Already pregnant women take an HIV test at the antenatal clinic. If a pregnant woman refuses to be tested for HIV, doctors may refuse to provide observation, and such a result will be completely legal. In such a case, information about a patient who refused to donate blood for antibodies to immunodeficiency will be transferred to special institutions, where a preventive conversation will be held with the woman, trying to convince her otherwise.

Do they do HIV testing in the maternity hospital? Such a study is not routinely prescribed. Testing is carried out only when indicated.

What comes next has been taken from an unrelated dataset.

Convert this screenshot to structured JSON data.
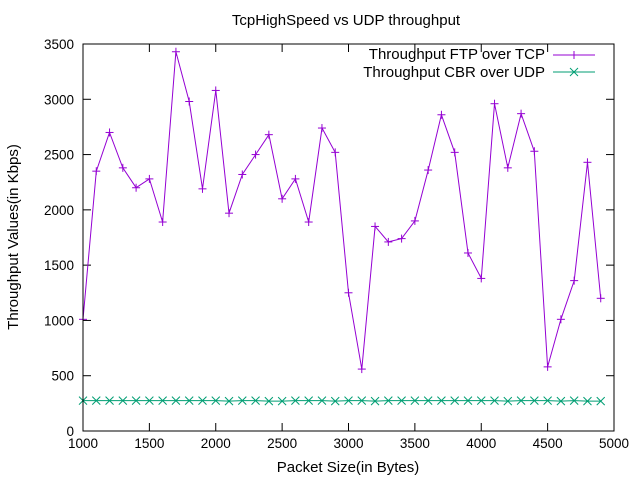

Sometimes it happens that during pregnancy the blood clots for HIV. Doctors cannot give an exact answer why this happens, but most often it is only due to poor-quality reagents during analysis. The cause may also be hormonal levels that change due to conception, or a blood clotting disorder, chronic diseases such as hypertension. If the biological material has coagulated, repeat the analysis with other reagents. In more than 70% of cases the problem is eliminated. However, if the situation repeats, additional blood tests are performed and a clinical and family history is collected more carefully.